Trauerkundgebung am Appellhofplatz: „Wir sind Charlie – Für Freiheit und Vielfalt!“ Am 14.1.2015, ab 18 Uhr

In Abänderung unserer gestrigen Pressemitteilung und unseres Aufrufes ergibt sich nach dem Gespräch mit der Polizei für Mittwoch folgendes:

Das Bündnis Köln stellt sich quer führt am 14. Januar, von 18 Uhr bis 19.30 Uhr, eine Trauerkundgebung am Appellhofplatz, am EL-DE-Haus durch.

Außer der Rede von Dr. Navid Kermani gibt es einen musikalischen Beitrag von Hans Lüdemann (Piano).

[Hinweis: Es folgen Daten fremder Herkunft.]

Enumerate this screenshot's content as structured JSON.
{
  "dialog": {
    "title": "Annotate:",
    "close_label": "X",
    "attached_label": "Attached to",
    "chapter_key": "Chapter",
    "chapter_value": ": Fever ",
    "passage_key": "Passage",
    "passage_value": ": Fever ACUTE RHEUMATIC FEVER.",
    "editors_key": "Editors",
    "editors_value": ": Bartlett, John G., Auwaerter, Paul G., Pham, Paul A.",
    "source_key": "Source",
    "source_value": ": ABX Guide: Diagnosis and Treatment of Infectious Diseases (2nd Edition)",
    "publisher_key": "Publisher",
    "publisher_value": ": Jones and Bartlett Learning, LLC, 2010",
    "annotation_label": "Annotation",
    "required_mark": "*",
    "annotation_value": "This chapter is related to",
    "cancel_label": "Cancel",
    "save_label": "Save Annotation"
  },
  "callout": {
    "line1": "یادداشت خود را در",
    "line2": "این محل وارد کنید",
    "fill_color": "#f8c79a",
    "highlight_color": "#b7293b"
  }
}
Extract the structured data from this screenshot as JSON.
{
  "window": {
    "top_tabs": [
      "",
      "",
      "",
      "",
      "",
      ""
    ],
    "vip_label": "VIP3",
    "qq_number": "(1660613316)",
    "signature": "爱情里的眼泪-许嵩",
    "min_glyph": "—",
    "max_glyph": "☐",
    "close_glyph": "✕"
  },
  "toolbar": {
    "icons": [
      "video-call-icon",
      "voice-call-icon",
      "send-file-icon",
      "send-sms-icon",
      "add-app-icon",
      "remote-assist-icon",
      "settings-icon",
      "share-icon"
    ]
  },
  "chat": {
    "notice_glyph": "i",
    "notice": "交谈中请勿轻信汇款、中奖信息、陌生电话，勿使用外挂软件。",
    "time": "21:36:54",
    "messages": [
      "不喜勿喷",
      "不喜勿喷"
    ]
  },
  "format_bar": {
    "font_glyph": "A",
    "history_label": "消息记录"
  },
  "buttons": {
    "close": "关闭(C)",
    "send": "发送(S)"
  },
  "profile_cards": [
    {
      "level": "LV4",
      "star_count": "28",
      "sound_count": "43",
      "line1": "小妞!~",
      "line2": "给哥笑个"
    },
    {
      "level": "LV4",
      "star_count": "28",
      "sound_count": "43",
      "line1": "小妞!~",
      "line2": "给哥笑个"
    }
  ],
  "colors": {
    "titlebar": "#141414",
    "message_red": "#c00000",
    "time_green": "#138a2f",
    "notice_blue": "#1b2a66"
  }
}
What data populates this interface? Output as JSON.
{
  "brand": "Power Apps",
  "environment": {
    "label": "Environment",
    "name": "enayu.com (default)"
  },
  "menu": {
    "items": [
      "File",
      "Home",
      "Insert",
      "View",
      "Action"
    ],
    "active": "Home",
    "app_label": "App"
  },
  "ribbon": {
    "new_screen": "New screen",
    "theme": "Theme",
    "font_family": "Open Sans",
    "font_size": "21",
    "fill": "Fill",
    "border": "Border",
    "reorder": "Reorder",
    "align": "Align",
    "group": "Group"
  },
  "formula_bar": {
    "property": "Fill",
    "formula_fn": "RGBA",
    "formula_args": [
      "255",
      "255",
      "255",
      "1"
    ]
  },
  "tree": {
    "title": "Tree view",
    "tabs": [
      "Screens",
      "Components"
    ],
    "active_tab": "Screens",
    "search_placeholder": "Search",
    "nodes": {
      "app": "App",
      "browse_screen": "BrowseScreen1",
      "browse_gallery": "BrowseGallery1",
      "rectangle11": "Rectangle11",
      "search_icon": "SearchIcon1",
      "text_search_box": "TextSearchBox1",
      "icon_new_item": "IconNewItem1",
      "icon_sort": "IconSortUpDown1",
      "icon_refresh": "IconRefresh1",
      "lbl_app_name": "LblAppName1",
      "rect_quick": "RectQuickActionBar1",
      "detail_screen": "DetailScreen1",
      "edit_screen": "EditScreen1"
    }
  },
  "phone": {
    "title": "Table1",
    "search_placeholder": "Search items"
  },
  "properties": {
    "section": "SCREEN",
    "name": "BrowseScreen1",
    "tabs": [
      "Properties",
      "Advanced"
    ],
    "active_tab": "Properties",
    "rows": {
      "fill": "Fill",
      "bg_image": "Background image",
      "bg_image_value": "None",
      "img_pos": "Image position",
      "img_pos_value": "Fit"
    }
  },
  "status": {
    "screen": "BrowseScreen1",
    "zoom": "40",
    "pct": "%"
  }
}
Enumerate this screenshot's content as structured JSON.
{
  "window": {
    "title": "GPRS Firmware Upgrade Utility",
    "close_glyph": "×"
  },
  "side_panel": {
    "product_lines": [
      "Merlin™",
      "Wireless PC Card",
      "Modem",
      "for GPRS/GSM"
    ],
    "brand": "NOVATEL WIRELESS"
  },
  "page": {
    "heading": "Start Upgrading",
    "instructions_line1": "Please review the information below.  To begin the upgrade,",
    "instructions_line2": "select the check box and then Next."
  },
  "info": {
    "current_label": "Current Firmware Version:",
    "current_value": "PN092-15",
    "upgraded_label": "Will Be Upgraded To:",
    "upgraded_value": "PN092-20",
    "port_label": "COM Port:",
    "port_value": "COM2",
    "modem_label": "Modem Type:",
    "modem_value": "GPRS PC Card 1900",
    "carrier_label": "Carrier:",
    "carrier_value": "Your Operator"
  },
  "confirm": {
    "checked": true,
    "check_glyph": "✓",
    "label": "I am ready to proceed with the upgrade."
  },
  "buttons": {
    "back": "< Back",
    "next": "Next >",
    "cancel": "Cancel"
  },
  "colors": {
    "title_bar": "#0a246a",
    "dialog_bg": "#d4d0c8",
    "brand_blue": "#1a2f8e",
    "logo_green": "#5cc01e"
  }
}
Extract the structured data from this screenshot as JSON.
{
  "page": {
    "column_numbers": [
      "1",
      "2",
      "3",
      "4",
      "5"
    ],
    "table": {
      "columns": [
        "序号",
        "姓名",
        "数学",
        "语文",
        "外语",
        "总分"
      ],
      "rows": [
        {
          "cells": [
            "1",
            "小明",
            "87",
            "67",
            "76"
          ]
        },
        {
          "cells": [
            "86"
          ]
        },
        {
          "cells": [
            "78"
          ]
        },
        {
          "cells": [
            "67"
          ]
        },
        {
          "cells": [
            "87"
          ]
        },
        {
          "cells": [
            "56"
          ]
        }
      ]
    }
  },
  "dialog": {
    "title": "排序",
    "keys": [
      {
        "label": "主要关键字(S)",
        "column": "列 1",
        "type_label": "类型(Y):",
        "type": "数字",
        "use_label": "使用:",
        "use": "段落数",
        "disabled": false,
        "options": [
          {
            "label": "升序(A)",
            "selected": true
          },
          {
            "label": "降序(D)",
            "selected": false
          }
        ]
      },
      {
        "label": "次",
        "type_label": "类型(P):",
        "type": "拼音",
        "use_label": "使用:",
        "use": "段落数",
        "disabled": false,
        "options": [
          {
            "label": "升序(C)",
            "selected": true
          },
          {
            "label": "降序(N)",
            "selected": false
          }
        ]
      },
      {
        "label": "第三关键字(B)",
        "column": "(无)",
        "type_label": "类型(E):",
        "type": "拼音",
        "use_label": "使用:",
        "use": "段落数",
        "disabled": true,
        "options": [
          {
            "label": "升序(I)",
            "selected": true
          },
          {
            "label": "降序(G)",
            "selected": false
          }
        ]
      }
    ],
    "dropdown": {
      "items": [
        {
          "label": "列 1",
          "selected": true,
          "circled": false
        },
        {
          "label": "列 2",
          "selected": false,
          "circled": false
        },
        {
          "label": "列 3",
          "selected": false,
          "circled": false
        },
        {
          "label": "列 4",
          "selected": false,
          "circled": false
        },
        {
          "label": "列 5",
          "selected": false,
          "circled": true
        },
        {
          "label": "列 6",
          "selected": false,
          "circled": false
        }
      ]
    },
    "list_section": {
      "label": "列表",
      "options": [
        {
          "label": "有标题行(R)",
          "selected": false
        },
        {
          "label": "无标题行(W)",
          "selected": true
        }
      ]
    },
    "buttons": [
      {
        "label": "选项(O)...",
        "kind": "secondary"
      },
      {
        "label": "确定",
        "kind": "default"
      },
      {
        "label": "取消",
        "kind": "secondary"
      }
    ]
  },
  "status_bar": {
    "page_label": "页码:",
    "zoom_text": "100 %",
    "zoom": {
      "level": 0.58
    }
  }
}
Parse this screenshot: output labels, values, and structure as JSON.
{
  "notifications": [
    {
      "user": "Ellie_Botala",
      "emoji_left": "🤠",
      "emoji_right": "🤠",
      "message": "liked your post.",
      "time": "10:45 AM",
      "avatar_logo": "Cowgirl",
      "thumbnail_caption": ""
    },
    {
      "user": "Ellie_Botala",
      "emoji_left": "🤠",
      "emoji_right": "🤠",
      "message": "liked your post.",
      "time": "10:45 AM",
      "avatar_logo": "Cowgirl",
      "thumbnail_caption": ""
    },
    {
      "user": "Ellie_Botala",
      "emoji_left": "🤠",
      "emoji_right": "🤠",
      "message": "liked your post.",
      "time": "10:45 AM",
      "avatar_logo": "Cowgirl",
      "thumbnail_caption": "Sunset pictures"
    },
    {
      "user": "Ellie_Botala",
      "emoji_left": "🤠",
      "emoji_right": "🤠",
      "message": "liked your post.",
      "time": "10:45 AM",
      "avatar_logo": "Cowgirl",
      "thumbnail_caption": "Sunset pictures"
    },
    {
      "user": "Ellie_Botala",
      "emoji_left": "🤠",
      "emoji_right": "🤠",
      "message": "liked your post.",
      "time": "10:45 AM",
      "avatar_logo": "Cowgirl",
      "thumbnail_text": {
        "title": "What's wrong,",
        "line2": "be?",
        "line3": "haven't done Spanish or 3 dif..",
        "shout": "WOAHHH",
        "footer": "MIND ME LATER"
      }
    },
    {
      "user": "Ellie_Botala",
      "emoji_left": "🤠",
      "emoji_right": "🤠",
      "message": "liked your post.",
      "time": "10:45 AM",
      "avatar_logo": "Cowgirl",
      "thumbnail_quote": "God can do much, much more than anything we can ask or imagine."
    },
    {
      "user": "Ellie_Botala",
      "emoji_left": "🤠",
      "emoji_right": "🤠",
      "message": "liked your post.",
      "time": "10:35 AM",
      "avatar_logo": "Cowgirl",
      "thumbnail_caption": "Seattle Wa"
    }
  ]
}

„Köln stellt sich quer“ setzt ein Zeichen gegen Hass und Ausgrenzung
Wir sind Charlie – Für Freiheit und Vielfalt!

„Das ist nicht nur ein Anschlag auf eine Zeitschrift und auch nicht nur auf die Kunst. Das ist ein Anschlag auf ein Europa, das den Menschen ungeachtet ihres Geschlechts, ihres Glaubens, ihrer Herkunft, ihrer sexuellen Orientierung Würde, Freiheit und gleiche Rechte zuspricht – auch und zumal den Muslimen. Tun wir, was den Tätern am meisten missfällt und den Opfern am meisten entspricht: Bleiben wir frei.“
Navid Kermani, 7. Januar 2015

Unter dem Titel „Wir sind Charlie – Für Freiheit und Vielfalt“ ruft das Bündnis „Köln stellt sich quer“ für Mittwoch, 14. Januar 2015, auf zu einer Trauerkundgebung vor dem EL-DE-Haus am Appellhofplatz

Entschieden verurteilen wir die Instrumentalisierung der Verbrechen in Paris durch rechte und neonazistische Gruppierungen, denen es nicht um Trauer mit den Opfern geht, sondern um Hass gegen Minderheiten und um die Spaltung der Gesellschaft.

Als einziger Redner spricht Dr. Navid Kermani, geb. 1967, lebt als Schriftsteller in Köln. Für sein literarisches Werk erhielt er bedeutende Auszeichnungen, so den Hannah Arendt-Preis, den Kleist-Preis oder den Joseph-Breitbach-Preis. Seine Rede im Deutschen Bundestag am 23. Mai 2014 anlässlich des 65. Jahrestages des Grundgesetzes (https://www.youtube.com/watch?v=hj_7dZO3pSs fand breite Beachtung und wurde von der Universität Tübingen soeben zur „Rede des Jahres“ gewählt.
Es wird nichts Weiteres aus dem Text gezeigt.